The white paper presents a layered approach to data protection in machine learning, including recommending techniques such as noise injection, inserting intermediaries between training data and the model, making machine learning mechanisms transparent, access controls, monitoring, documentation, testing, and debugging.
“Privacy or security harms in machine learning do not necessarily require direct access to underlying data or source code,” said Andrew Burt, Immuta Chief Privacy Officer and Legal Engineer. “We explore how creators of any machine learning system can limit the risk of unintended leakage of data or unauthorized manipulation.”
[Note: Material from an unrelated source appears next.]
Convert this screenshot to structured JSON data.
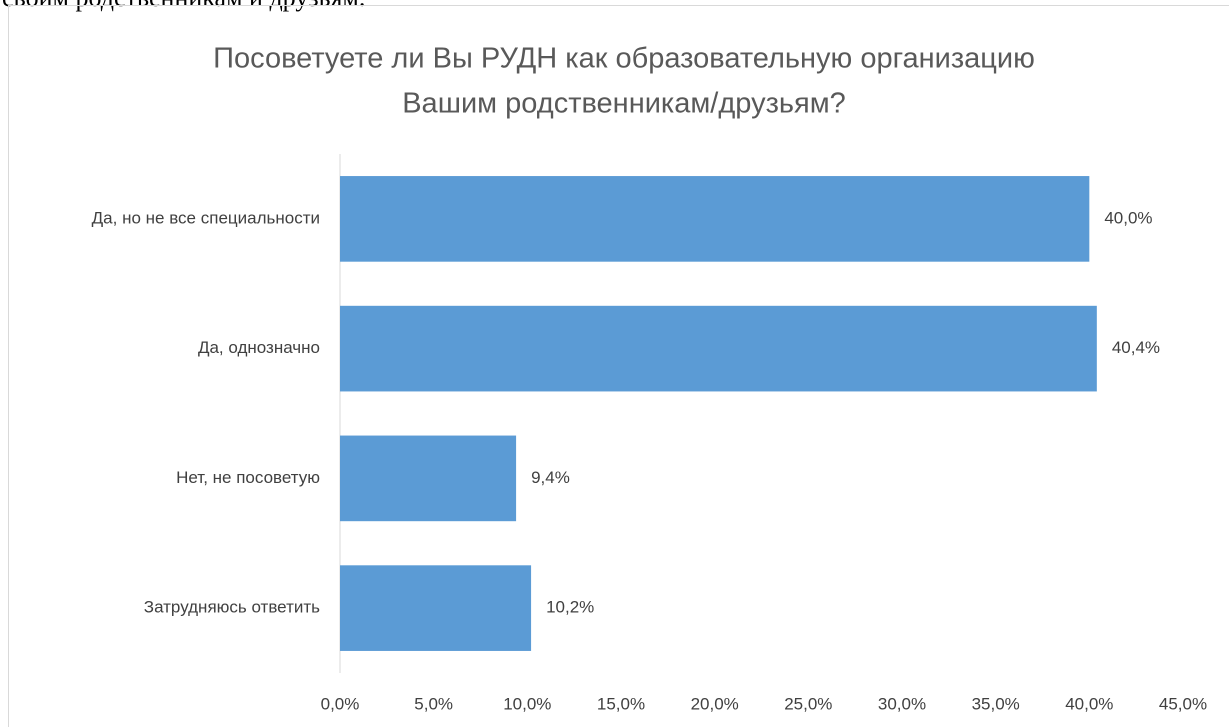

The data involved in ML exposed to risks in ways that are frequently misunderstood. While traditional software systems already have standard best practices—such as the Fair Information Practice Principles (FIPPs) to guide privacy efforts, or the Confidentiality, Integrity and Availability triad to guide security activities— there exists no widely accepted best practices for the data involved in ML. Adapting existing standards or creating new ones is critical to the successful, widespread adoption of ML. Without such standards, neither privacy professionals, security practitioners, nor data scientists will be able to deploy ML with confidence that the data they steward is adequately protected. And without such protections, ML will face significant barriers to adoption. This short whitepaper aims to create the beginnings of a framework for such standards by focusing on specific privacy and security vulnerabilities within ML systems. At present, we view these vulnerabilities as warning signs— either of a future in which the benefits of ML are not fully embraced, or a future in which ML’s liabilities are insufficiently protected. Our ultimate goal is to raise awareness of new privacy and security issues confronting ML based systems—for everyone from the most technically proficient data scientists to the most legally knowledgeable privacy personnel, along with the many in between. Ultimately, we aim to suggest practical methods to mitigate these potential harms, thereby contributing to the privacy-protective and secure use of ML.
Co-authors of the paper are Leong, Burt, Sophie Stalla-Bourdillon, Immuta Senior Privacy Counsel and Legal Engineer, and Patrick Hall, H2O.ai Senior Director for Data Science Products.
The white paper released today builds on the analysis in Beyond Explainability: A Practical Guide to Managing Risk in Machine Learning Models, released by FPF and Immuta in June 2018.